Since you have 9 variables, you are plotting 11 observations in 9-dimensional space. When you squash that down to 2-dimensional space details are lost. If you run cmdscale()
with eig=TRUE
you will get more information about the final solution. The GOF
value is the goodness of fit with 1.0 being a perfect score. You have .52 so you are displaying about 52% of the spatial information in the 9-dimensions in 2 dimensions. That is good but not great. If you increase to 3-dimensions, you will get a GOF
value of .68. The cmdscale()
function computes metric multidimensional scaling (aka principal coordinates analysis).
Since you have loaded the vegan package, you have the option to try non-metric multidimensional (NMDS) scaling with monoMDS()
or metaMDS()
. The problem with NMDS is that the solution can find a local minimum so it is best to try several runs and pick the best one.

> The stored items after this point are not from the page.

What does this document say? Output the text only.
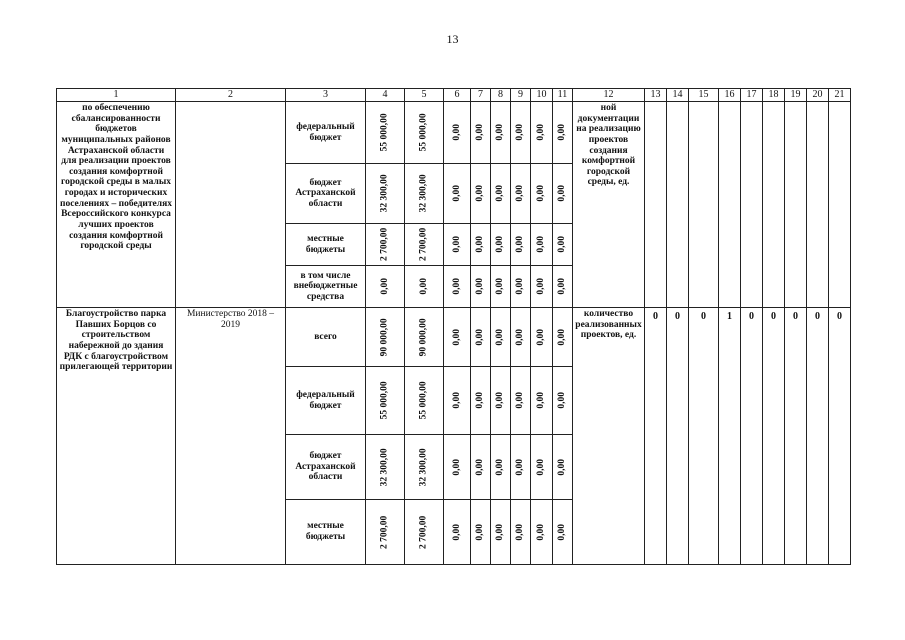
13
1	2	3	4	5	6	7	8	9	10	11	12	13	14	15	16	17	18	19	20	21
по обеспечению сбалансированности бюджетов муниципальных районов Астраханской области для реализации проектов создания комфортной городской среды в малых городах и исторических поселениях – победителях Всероссийского конкурса лучших проектов создания комфортной городской среды		федеральный бюджет	55 000,00	55 000,00	0,00	0,00	0,00	0,00	0,00	0,00	ной документации на реализацию проектов создания комфортной городской среды, ед.									
		бюджет Астраханской области	32 300,00	32 300,00	0,00	0,00	0,00	0,00	0,00	0,00										
		местные бюджеты	2 700,00	2 700,00	0,00	0,00	0,00	0,00	0,00	0,00										
		в том числе внебюджетные средства	0,00	0,00	0,00	0,00	0,00	0,00	0,00	0,00										
Благоустройство парка Павших Борцов со строительством набережной до здания РДК с благоустройством прилегающей территории	Министерство 2018 – 2019	всего	90 000,00	90 000,00	0,00	0,00	0,00	0,00	0,00	0,00	количество реализованных проектов, ед.	0	0	0	1	0	0	0	0	0
		федеральный бюджет	55 000,00	55 000,00	0,00	0,00	0,00	0,00	0,00	0,00										
		бюджет Астраханской области	32 300,00	32 300,00	0,00	0,00	0,00	0,00	0,00	0,00										
		местные бюджеты	2 700,00	2 700,00	0,00	0,00	0,00	0,00	0,00	0,00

That is what metaMDS()
does. By default it tries 20 random starting configurations. If 2 of them are essentially identical, they are convergent. Your data does not find 2 identical solutions, so I am just plotting the best one of the 20. Using trymax=100
, I finally got convergent solutions but that solution is not noticeably different from the one using the default 20 tries:
df.dst <- dist(df, method="binary")
df.meta <- metaMDS(df.dst)
plot(df.meta, "sites")
text(df.meta, "sites", pos=3)
I think the distances are a bit better represented in this plot. Certainly 11 and 3 are closer than 6 and 7.